Personal information
- Full name: Richard James Pannell
- Born: 2 June 1973 (age 53) Bristol, England
- Batting: Right-handed
- Bowling: Right-arm medium

Domestic team information
- 2001: Somerset Cricket Board

Career statistics
| Competition | LA |
| Matches | 1 |
| Runs scored | 12 |
| Batting average | 12.00 |
| 100s/50s | –/– |
| Top score | 12 |
| Balls bowled | 60 |
| Wickets | 3 |
| Bowling average | 7.00 |
| 5 wickets in innings | – |
| 10 wickets in match | – |
| Best bowling | 3/21 |
| Catches/stumpings | 1/– |
- Source: Cricinfo, 19 October 2010

= Richard Pannell =

English cricketer

Richard James Pannell (born 2 June 1973) is a former English cricketer. Pannell was a right-handed batsman who bowled right-arm medium pace. He was born at Bristol.
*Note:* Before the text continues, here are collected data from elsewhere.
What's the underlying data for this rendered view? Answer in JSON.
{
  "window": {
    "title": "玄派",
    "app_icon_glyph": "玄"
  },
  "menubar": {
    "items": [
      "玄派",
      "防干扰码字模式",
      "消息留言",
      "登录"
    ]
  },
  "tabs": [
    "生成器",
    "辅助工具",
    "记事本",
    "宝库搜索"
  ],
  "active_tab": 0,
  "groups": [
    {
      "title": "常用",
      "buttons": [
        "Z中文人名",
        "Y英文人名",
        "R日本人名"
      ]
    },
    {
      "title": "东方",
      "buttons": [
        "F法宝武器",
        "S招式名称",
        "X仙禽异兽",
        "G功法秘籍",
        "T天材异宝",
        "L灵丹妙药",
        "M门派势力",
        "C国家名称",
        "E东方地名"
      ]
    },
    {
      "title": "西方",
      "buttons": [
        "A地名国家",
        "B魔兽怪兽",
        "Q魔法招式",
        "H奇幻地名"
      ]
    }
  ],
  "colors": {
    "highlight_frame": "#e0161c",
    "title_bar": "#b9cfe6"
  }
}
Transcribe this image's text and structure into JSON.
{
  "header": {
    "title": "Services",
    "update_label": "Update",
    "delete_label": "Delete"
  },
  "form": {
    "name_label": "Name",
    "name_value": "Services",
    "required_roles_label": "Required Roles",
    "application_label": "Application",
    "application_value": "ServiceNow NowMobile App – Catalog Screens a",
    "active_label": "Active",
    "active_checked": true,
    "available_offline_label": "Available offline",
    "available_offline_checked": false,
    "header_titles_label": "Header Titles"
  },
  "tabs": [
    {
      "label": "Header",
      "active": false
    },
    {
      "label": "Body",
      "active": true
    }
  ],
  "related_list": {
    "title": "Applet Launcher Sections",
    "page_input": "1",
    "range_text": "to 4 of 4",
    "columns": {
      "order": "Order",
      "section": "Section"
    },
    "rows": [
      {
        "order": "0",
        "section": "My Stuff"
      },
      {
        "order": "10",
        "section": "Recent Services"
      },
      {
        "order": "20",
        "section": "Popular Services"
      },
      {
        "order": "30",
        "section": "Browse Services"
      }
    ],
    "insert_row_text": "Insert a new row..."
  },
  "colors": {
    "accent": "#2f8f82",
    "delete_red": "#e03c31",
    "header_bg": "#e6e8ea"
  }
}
Pannell represented the Somerset Cricket Board in a single List A match against Wales Minor Counties in the 1st round of the 2001 Cheltenham & Gloucester Trophy at North Perrott Cricket Club Ground. In his only List A match, he scored 12 runs and took a single catch in the field. With the ball he took 3 wickets at a bowling average of 7.00, with figures of 3/21.